In addition, the current skin cancer classification algorithm based on the convolutional neural network model has the following defects:

(1) currently no reasonable treatment is done for skin mirror image data set distribution imbalances.

(2) The model classification algorithm has certain limitations.

Disclosure of Invention

The application provides a medical image classification method, a medical image classification system, a medical image classification terminal and a storage medium, and aims to solve the technical problems that in the prior art, a skin cancer classification algorithm based on a convolutional neural network model is inaccurate in classification result, reasonable treatment is not performed aiming at unbalanced distribution of a skin mirror image data set, and the model classification algorithm is limited.

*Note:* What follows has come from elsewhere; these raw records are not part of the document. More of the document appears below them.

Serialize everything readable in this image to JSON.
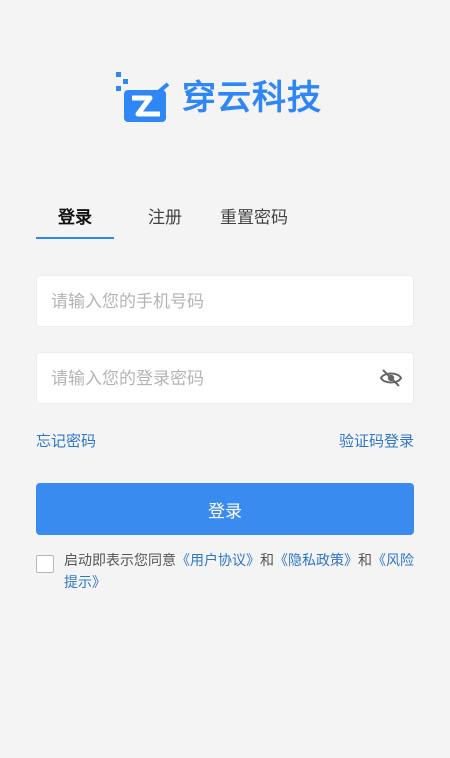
{
  "brand": {
    "name": "穿云科技",
    "color": "#2f86f6",
    "logo": "cy-logo-icon"
  },
  "tabs": [
    {
      "label": "登录",
      "active": true
    },
    {
      "label": "注册",
      "active": false
    },
    {
      "label": "重置密码",
      "active": false
    }
  ],
  "form": {
    "phone": {
      "placeholder": "请输入您的手机号码",
      "value": ""
    },
    "password": {
      "placeholder": "请输入您的登录密码",
      "value": "",
      "toggle_icon": "eye-off-icon"
    }
  },
  "links": {
    "forgot": "忘记密码",
    "sms_login": "验证码登录"
  },
  "submit": {
    "label": "登录",
    "color": "#3a8bf0"
  },
  "agreement": {
    "checked": false,
    "prefix": "启动即表示您同意",
    "user_agreement": "《用户协议》",
    "and1": "和",
    "privacy_policy": "《隐私政策》",
    "and2": "和",
    "risk_notice": "《风险提示》"
  }
}
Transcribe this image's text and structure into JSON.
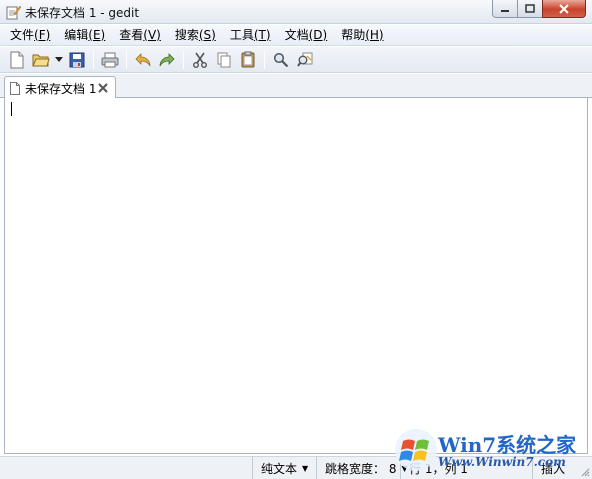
{
  "window": {
    "title": "未保存文档 1 - gedit",
    "icons": {
      "app": "gedit-edit-icon",
      "minimize": "minimize-icon",
      "maximize": "maximize-icon",
      "close": "close-icon"
    }
  },
  "menubar": {
    "items": [
      {
        "label": "文件",
        "accel": "(F)"
      },
      {
        "label": "编辑",
        "accel": "(E)"
      },
      {
        "label": "查看",
        "accel": "(V)"
      },
      {
        "label": "搜索",
        "accel": "(S)"
      },
      {
        "label": "工具",
        "accel": "(T)"
      },
      {
        "label": "文档",
        "accel": "(D)"
      },
      {
        "label": "帮助",
        "accel": "(H)"
      }
    ]
  },
  "toolbar": {
    "icons": [
      "new-document-icon",
      "open-folder-icon",
      "open-recent-dropdown-icon",
      "save-icon",
      "print-icon",
      "undo-icon",
      "redo-icon",
      "cut-icon",
      "copy-icon",
      "paste-icon",
      "find-icon",
      "find-replace-icon"
    ]
  },
  "tabs": [
    {
      "label": "未保存文档 1",
      "icon": "document-icon",
      "close_icon": "tab-close-icon"
    }
  ],
  "editor": {
    "content": ""
  },
  "statusbar": {
    "syntax": "纯文本",
    "tab_width": "跳格宽度： 8",
    "position": "行 1，列 1",
    "mode": "插入"
  },
  "watermark": {
    "brand": "Win7系统之家",
    "url": "Www.Winwin7.com"
  },
  "colors": {
    "chrome": "#e8eef6",
    "close_button": "#c7432b",
    "watermark_blue": "#2267c8"
  }
}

In order to solve the above problems, the present application provides the following technical solutions:

a medical image classification method, comprising:

acquiring a medical image dataset;

upsampling the medical image dataset so that image samples of each category in the medical image dataset are equalized;

inputting the medical image data set subjected to the up-sampling into a convolutional neural network model for training to obtain a trained convolutional neural network model, and classifying medical images according to the trained convolutional neural network model; the convolutional neural network model comprises three network models including Inception V3, Inception ResNet and Xprediction, the output results of the three network models are collected, and the image classification result is output.

The technical scheme adopted by the embodiment of the application further comprises the following steps: the upsampling the medical image dataset comprises:

performing four enhancement operations of left-right mirror image overturning, upper-lower mirror image overturning, first left-right mirror image overturning, then upper-lower mirror image overturning and no overturning on each original image sample of other categories except the category with the largest sample amount in the medical image data set by adopting an image enhancement algorithm to obtain an image of each original image sample after the four enhancement operations;

the left mirror image and the right mirror image are turned over by turning over the original image in a mirror image mode by using the vertical center line of the image according to set probability; and the vertical turning is to turn the original image in a mirror image mode by using the horizontal center line of the image according to a set probability.

The technical scheme adopted by the embodiment of the application further comprises the following steps: the upsampling the medical image dataset further comprises:

respectively calculating sample quantity difference values between other categories except the category with the largest sample quantity in the medical image data set and the category with the largest sample quantity, and dividing the sample quantity n which needs to be increased randomly by the sample quantity of the corresponding category by using the difference values;

selecting images needing to be up-sampled from the image samples of other various categories as 'content images', randomly extracting n images from the image samples of other various categories as 'style images', sequentially inputting the 'content images' and the n 'style images' into an image style conversion model, and outputting n up-sampled images generated by fusing the 'content images' and the 'style images' of other various categories through the image style conversion model; wherein the "content image" is consistent with the label of the "style image".

The technical scheme adopted by the embodiment of the application further comprises the following steps: after the upsampling the medical image dataset, further comprising:

and scaling the up-sampled image sample to a set size.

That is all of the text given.